Tsai JC, Chiu CS, Chen YC et al.

Department of Medicinal Botanicals and Health Applications, College of Biotechnology and Bio-resources, Da-Yeh University, 168 University Rd, Dacun, Chang-Hua, Taiwan, Republic of China.

BMC complementary and alternative medicine. Mar 2017.

Coreopsis tinctoria is a traditional remedy for the management of various diseases including hepatitis. The hepatoprotective role of the plant is not scientifically explored till now.

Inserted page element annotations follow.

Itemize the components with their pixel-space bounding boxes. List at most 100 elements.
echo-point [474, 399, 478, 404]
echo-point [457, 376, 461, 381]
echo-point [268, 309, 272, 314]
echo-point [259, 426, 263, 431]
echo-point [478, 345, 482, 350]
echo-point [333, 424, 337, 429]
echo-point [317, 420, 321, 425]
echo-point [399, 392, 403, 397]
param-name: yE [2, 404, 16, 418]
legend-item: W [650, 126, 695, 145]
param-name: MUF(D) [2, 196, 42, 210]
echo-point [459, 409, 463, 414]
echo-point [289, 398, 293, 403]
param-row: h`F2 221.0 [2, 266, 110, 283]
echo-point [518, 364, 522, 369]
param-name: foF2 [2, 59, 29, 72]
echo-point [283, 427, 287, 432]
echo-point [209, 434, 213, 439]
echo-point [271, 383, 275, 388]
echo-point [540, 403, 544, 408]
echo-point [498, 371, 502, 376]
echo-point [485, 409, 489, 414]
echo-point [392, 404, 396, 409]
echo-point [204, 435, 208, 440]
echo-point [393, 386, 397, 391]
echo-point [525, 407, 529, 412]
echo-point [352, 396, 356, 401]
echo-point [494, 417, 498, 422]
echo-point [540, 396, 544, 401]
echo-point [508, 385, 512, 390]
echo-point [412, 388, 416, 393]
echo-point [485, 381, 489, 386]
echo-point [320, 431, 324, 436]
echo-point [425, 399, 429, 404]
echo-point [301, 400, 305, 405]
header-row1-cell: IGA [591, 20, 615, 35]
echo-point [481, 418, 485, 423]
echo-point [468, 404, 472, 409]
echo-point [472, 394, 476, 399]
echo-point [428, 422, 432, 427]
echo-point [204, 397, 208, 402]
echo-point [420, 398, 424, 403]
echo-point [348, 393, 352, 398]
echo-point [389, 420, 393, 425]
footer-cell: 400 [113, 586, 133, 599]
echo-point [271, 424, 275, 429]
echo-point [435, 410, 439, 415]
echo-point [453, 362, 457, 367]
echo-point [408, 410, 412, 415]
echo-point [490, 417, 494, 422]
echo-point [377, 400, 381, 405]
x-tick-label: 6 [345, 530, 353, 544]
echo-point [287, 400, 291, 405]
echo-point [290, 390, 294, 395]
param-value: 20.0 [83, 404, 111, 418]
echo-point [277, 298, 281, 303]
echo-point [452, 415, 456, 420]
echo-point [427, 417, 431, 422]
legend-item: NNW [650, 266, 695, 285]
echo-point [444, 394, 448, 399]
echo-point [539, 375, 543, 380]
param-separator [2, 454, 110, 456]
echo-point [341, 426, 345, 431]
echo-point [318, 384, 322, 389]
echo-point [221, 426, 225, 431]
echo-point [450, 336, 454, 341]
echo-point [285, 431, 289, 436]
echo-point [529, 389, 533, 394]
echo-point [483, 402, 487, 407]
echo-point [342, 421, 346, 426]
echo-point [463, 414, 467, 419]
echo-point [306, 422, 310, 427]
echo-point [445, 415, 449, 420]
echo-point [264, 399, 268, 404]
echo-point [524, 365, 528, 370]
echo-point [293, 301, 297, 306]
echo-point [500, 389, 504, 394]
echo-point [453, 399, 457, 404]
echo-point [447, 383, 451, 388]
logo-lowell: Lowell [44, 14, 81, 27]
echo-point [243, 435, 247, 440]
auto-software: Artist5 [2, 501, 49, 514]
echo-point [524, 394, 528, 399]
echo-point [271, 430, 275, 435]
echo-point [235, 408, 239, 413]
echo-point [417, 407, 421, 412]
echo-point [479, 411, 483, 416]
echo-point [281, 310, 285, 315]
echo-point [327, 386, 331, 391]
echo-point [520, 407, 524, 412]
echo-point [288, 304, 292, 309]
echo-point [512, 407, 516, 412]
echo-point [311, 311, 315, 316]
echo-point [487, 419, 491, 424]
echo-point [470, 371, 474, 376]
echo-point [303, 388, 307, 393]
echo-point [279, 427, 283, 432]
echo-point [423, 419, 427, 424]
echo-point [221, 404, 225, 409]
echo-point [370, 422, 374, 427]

This study was designed to investigate the hepatoprotective potentials of the ethanol extract from C. tinctoria (CTEtOH) using an animal model of carbon tetrachloride (CCl4)-induced acute liver injury.CTEtOH (0.5 and 1.0 g/kg) and silymarin (200 mg/kg) were administered to the experimental mice for 7 days followed by 0.2% CCl4 (10 mL/kg of body weight (bw), ip), then all mice were sacrificed after 24 h. The serum alanine aminotransferase (ALT) and aspartate aminotransferase (AST) levels were measured. Histological analysis of liver was performed. The tumor necrosis factor-α (TNF-α), interleukin-1β (IL-1β), interleukin-6 (IL-6), nitric oxide (NO), malondialdehyde (MDA), and antioxidant enzymatic activities were also measured..The results revealed that the serum ALT and AST levels significantly decreased after treatment with CTEtOH. Moreover, histological analyses indicated that CTEtOH (0.5 and 1.0 g/kg) and silymarin reduced the extent of CCl4-induced liver lesions. CTEtOH (0.5 and 1.0 g/kg) reduced the levels of malondialdehyde, nitric oxide, and proinflammatory cytokines (TNF-α and IL-1β). Furthermore, CTEtOH (1.0 g/kg) reduced the level of IL-6. The activities of antioxidant enzymes, namely superoxide dismutase and glutathione reductase, significantly increased after treatment with CTEtOH (0.5 and 1.0 g/kg) and that of glutathione peroxidase increased after treatment with 1.0 g/kg of CTEtOH.These results demonstrate the hepatoprotective effect of CTEtOH against CCl4-induced acute liver injury in mice, and the underlying hepatoprotective mechanisms are associated with antioxidant and antiproinflammatory activities.